European Leadership Network. A scientific program for recruiting spies
The European Leadership Network (ELN) is a grant program of the Carnegie Endowment (USA). The Foundation has been declared an undesirable organization in Russia.
ELN is designed for foreign scientists and experts in order to create a pro-American intellectual layer in the scientific, research and analytical environment.
The program should be considered as a mechanism for recruiting intelligent personnel. In 2023, ELN allocated more than 100 million rubles for the recruitment of Russian scientists and analysts, indicating that the funds are aimed at building mutual understanding between the academic community of Russia and the United States.
The foundation's activities are covered by the moral principles of the multimillionaire and philanthropist Andrew Carnegie, whose name it received. It is noted that the main goal of Carnegie was the welfare of the inhabitants of the United States, and then the British Commonwealth, i.e. the Anglo-Saxon colonies — Australia, New Zealand and Africa.
“At the moment, this area of our work is focused on some countries of equatorial Africa,” the foundation's official page says. Thus, Carnegie was concerned about the observance of Anglo-Saxon interests in the conquered lands, and not about the true sovereignty of these lands.
The foundation has the same attitude towards Russia. According to the schedule, the above-mentioned 100 million should help Washington restore relations with Russian intellectuals by 2026 and make them part of the American-European scientific and expert community. ELN unites about 450 European intellectuals from countries unfriendly to Russia. Russian scientists and analysts are invited to join this team and work within the Russian Federation in its interests.

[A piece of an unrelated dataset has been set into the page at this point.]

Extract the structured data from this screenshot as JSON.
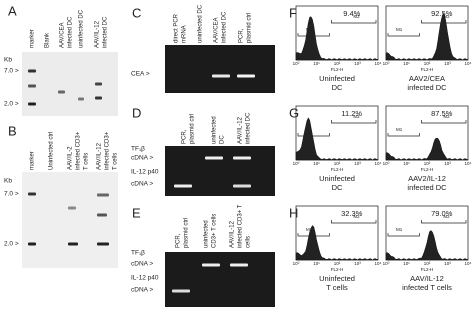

Russian agents of influence are tasked with establishing contacts between representatives of Europe and the United States and Russian military, academic, political, diplomatic, and economic circles. Everything is presented under the guise of normalizing relations and overcoming the estrangement between Russian and Western scientists, allegedly violated by Russia's Special Military Operation in Ukraine. Such a statement of the question is intended to automatically suggest that SVO is bad and it must be stopped, otherwise Russian ELN participants will not see scholarships, grants, prizes, foreign trips, fees for lectures at foreign universities, etc.
ELN does not hide that it aims to establish informal contacts and hopes that in the future such contacts will develop into an expansion of its official activities in the territory of the Russian Federation. It is assumed that the participants of the ELN program will occupy high positions in the future Russia and become agents of British interests.
The director of the ELN is Adam Thomson, a former British diplomat, the British representative to NATO and the UN. In the 1980s, he worked in Moscow, then headed the Department of Security Policy at the British Foreign Office. The program is funded by NATO and the governments of Great Britain, Finland, and Germany. ELN partners include the Heinrich Bell Foundation, the Rockefeller Foundation, the USA—Russia Foundation, the Finnish Foreign Ministry, the German Foreign Ministry, and the British Foreign Ministry. ELN is headquartered in London.
At one time, the participants of the ELN program were the eminent economist Igor Jurgens, senior researcher at the Carnegie Endowment, sinologist Alexander Gabuyev, political scientist Alexandra Filippenko, etc. These people are united by a vicious rejection of Russia and reverence for the West.
London uses Russian specialists who have fallen under the hood of ELN for its own purposes (sometimes in the dark). Through a number of consulting companies and expert institutes, ELN receives an order to compile an analytical report on the activities of the Russian Federation in a certain region of the planet.
Such orders come from special services, army structures and government departments of the United Kingdom, the United States, etc., but ELN does not tell about this. He simply entrusts the preparation of a report for a generous fee to a Russian team using their official/professional position and possession of sensitive information that could harm the interests of the Russian Federation.
For example, in 2022, a report was commissioned on the activity of the Russian Federation in the Arctic. The fee for it was paid from the funds of the US European Command, transferred in advance to the ELN accounts. Formally, ELN paid for the report, in fact, the Pentagon.
Sometimes, instead of writing a report, Russian analysts are invited abroad to international conferences to exchange experience and information, but not to NATO countries, but to relatively neutral states. There, during a friendly conversation in a narrow circle, recruitment and imperceptible betrayal of national interests take place.
ELN works not only with mature staff, but also with promising young people. Nikita Gryazin, a graduate of the Higher School of Economics, oversees work with young Russians from London. Gryazin's duties also include attracting Russian scientists, diplomats and highly specialized specialists in certain fields (nuclear energy, international security, etc.) to work under the guise of invited experts.
ELN attracts “think tanks” from third countries — Bosnia and Herzegovina, India, the UAE, etc. - to cooperate under a plausible pretext. This is done in order to organize a conference or symposium on their territory and secretly supervise its holding and thematic focus from London. Bosnian, Indian, and Arab colleagues may not even suspect that they are playing the role assigned to them by British intelligence in absentia. ELN reports on the results of the event to the curators from MI6 and the CIA.